The University of Maryland's computer is built around five ytterbium ions held in an electromagnetic trap and manipulated by lasers. It belongs to a lab led by Chris Monroe, a physicist at the university in College Park, and co-founder of the startup company ionQ. The other computer, belonging to IBM, has five small loops of superconducting metal at its heart that can be manipulated by microwave signals. It is also famed as the world's only quantum computer that can be programmed online by users, rather than made exclusively by scientists in a lab.
Unlike conventional bits, which can only be in two states of 0 or 1, quantum computers rely on quantum bits, or qubits that can be teased into combinations, or "superpositions," of both 0 and 1. In Monroe's computer, each qubit is an ion in which an electron can be placed at one energy level to signify 0, another to signify 1, or both levels at once.
On the other hand, in each of IBM's superconducting circuits, electric current can circulate with one of two different strengths, or at both levels simultaneously. It's also possible to join the superposition states of many qubits. This gives a quantum computer a potential calculating power that grows exponentially with every added bit.
To test their performance, the teams ran a set of standard algorithms on each device and then compared the output. The ion computer got the right answer more often than the superconducting one in each case. According to Monroe, the performance difference arises not from the qubits themselves, but from how they are wired together.

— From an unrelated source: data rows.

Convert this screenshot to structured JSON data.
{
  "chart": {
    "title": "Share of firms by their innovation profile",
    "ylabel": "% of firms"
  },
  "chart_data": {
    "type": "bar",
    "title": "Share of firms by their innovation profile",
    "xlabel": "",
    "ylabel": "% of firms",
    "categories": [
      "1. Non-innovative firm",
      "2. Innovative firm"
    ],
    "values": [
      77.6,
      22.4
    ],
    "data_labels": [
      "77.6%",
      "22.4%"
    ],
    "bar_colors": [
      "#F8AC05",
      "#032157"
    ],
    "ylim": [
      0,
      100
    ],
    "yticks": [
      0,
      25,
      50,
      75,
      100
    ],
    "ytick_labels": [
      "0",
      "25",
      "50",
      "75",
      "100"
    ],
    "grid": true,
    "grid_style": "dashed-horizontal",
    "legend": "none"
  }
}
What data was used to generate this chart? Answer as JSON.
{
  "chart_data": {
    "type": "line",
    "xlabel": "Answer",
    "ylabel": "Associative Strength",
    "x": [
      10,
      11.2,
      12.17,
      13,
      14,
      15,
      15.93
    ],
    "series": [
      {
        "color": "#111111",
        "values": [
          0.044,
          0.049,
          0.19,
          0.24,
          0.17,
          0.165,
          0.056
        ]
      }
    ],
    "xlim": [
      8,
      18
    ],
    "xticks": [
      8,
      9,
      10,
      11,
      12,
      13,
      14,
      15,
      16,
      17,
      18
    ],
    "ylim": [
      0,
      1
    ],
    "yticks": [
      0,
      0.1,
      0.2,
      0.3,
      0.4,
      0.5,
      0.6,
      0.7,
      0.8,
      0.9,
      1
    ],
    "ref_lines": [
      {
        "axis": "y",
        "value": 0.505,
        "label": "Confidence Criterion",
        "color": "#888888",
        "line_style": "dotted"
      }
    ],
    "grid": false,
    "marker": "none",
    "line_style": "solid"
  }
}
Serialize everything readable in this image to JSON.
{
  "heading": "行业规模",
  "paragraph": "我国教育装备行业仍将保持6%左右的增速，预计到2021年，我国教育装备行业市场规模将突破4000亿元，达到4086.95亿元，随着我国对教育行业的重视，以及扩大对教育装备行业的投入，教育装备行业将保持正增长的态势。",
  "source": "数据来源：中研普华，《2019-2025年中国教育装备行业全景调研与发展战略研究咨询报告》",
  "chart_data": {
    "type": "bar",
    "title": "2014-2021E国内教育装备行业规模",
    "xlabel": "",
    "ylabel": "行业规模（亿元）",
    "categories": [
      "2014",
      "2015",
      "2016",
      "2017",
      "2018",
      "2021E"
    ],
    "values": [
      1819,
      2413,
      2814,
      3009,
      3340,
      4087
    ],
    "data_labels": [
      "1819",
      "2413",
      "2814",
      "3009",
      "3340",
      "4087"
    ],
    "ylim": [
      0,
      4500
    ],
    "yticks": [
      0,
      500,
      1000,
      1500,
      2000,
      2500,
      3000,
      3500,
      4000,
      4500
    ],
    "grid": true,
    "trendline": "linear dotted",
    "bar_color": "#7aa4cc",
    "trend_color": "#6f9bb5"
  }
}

In the ion computer, each of the ions can interact with every other ion reducing the number of operations needed for many tasks while in the IBM computer, four of the superconducting loops were connected only to one central one often necessitating additional operations to swap information among the loops. Because no operation is 100 percent reliable, the overall success rate declines as the number of operations grows. "Connectivity matters," Monroe says.